In 1950, when the number of incarcerated Americans was around one-fifth of today’s levels, LIFE published an exposé on a prison south of the border, Mexico City’s Black Palace of Lecumberri. Prison is not designed to be pleasant, but the Black Palace was so dangerous, dirty and degraded as to inspire LIFE to describe it “an animal cage for great and petty criminals who … murdered each other in knife brawls and lived in depravity in overcrowded cells.”
Following a crime wave in 1949, the prison administration brought in a new warden to oversee the 4,000 inmates, who were living in a facility built for half that number. Colonel Francisco Linares introduced a militaristic management style while maintaining some of the prison’s unusual freedoms: City postmen brought letters directly to cells, wealthier inmates could employ other inmates as servants and conjugal visits were permitted—for male inmates only—with the intention of preventing homosexual activity.

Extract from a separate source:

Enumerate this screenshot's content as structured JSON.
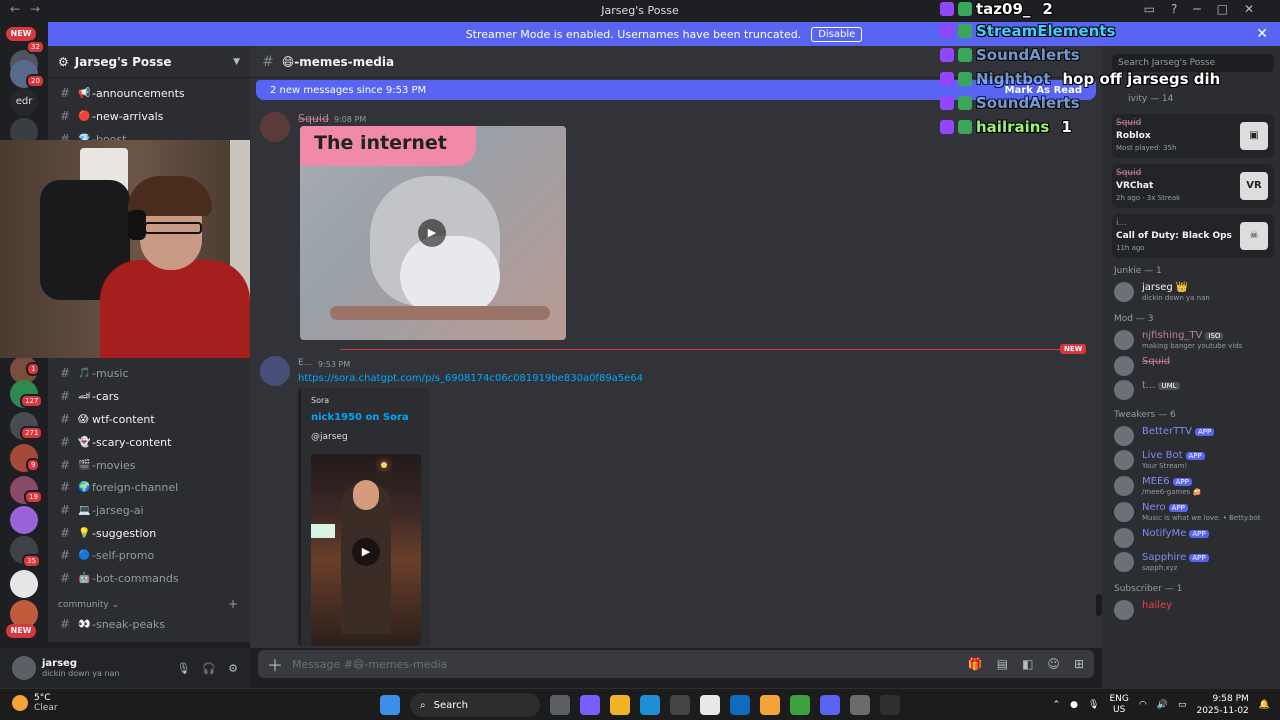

As for the female prisoners, who made up 10% of the population and three dozen of whom were mothers, many found better nutrition and education within the prison’s walls than in their impoverished lives outside of prison.
Linares openly eschewed penal pedagogy, resorting to special measures for what he deemed a special situation. “We can’t run an Alcatraz, a Leavenworth or a Sing Sing here,” he explained. “We have to run this place a la Mexicana.”